I continue to draw closer to God, and I pray that he shows me those areas where I need to change. I am choosing to move forward, and the decision is mine on how I live each day and I choose a better future for myself. We all have that choice! I am choosing not to let this situation destroy me, but to rebuild me! I have learned so much and God has been showing me a lot of things. And guess what I haven't even scratched the surface of what God has to show me. I also pray for my wife, that he watches over her and that his will be done in her life. I pray that in his timing and his will that he will reveal the truth to her and stir her heart. I pray that he gives her guidance and that he saves her from herself, I pray the same for myself as well.
I choose to stand on my marriage, and in church this past Sunday as I was waiting for prayer a thought came to my mind - "My marriage isn't dead, it is merely sleeping!". God will make a way for reconciliation in his perfect timing, I just need to focus on him. I'm letting it go.
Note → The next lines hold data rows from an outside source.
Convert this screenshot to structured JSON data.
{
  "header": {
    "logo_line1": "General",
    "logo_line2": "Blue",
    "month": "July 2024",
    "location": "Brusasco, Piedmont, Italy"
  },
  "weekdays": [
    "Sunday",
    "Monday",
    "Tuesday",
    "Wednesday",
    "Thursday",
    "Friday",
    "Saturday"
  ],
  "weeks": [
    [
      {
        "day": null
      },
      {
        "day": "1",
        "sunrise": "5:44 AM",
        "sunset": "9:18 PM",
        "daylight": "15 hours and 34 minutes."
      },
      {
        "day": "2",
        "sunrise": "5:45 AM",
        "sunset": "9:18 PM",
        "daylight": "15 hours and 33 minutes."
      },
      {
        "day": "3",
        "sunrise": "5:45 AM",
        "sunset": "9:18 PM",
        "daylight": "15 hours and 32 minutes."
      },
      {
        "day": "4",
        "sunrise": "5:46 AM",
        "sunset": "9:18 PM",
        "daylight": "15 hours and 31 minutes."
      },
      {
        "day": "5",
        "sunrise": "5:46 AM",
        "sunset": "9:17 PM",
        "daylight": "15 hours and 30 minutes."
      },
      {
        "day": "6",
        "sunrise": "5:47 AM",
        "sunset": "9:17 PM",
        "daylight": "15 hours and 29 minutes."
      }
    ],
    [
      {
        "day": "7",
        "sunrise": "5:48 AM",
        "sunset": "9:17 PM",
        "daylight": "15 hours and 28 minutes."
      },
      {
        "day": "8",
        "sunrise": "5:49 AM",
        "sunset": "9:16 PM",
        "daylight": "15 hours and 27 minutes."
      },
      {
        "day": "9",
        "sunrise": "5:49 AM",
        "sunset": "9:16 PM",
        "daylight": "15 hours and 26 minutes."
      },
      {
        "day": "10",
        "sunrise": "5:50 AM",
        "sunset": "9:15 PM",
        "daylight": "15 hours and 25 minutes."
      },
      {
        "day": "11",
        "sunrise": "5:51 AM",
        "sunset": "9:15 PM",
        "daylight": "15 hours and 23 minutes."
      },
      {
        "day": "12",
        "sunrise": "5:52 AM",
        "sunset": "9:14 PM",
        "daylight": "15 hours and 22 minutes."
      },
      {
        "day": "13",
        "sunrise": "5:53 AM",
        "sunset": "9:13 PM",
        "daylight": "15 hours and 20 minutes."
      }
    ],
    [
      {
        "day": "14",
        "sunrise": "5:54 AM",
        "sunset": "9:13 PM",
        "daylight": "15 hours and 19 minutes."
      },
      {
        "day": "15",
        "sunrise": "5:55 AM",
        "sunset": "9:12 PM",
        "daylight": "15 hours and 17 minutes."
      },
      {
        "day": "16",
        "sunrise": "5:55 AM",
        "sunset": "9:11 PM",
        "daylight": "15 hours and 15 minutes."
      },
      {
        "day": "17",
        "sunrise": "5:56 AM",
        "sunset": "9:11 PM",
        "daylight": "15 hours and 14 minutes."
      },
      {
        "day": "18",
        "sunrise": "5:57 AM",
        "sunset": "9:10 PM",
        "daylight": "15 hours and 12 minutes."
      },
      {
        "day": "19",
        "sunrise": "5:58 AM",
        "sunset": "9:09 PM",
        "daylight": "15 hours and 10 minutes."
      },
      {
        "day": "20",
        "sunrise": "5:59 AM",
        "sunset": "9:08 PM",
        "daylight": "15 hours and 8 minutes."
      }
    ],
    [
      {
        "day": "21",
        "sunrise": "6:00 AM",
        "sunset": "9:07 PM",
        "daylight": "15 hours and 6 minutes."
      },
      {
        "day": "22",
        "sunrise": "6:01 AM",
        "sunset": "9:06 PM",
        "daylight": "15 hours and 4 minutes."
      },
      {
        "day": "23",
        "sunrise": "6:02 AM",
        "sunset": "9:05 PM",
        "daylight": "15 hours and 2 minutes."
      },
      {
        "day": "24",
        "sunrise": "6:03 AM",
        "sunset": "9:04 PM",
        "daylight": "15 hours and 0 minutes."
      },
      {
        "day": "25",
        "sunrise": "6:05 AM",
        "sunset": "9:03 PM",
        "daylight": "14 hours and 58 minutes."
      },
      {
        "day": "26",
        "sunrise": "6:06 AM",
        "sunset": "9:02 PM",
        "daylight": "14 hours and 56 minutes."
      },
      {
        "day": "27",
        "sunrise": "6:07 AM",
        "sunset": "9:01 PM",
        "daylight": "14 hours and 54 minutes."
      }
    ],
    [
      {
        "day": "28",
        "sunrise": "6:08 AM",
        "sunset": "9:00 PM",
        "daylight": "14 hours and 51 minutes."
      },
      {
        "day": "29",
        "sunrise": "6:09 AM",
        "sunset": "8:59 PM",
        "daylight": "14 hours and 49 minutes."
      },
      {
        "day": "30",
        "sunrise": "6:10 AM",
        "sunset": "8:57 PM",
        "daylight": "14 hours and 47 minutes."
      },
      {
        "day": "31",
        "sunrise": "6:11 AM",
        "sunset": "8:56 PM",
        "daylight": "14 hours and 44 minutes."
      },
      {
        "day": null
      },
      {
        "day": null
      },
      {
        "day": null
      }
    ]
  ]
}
I had a revelation this morning. This whole time I thought if I had faith, that faith alone would be enough. But I learned that this wasn't the case. In 1 Corinthians 13, it states (not verbatim) -" if I have faith enough to move a mountian, but have not love, then I am nothing". It also says that "there is faith, hope, and love - but the greatest of these things is love." Why is that do you suppose? This is why - because in the same chapter it says - "love endures all things, hopes in all things, has faith in all things..". In that sentence you see that Love - has hope and has faith. So when you have and are walking in love - the rest falls into place and is already there. That is why love is greater than the other two alone!
Too many times I wasn't walking in love, but I thought faith alone was okay. How wrong was I?!? By learning to love, to love others unconditionaly - especially my wife and myself, then everything can come together! I know I have taken love for granted. Maybe a lot of us have... just some food for thought and to get everyone thinking.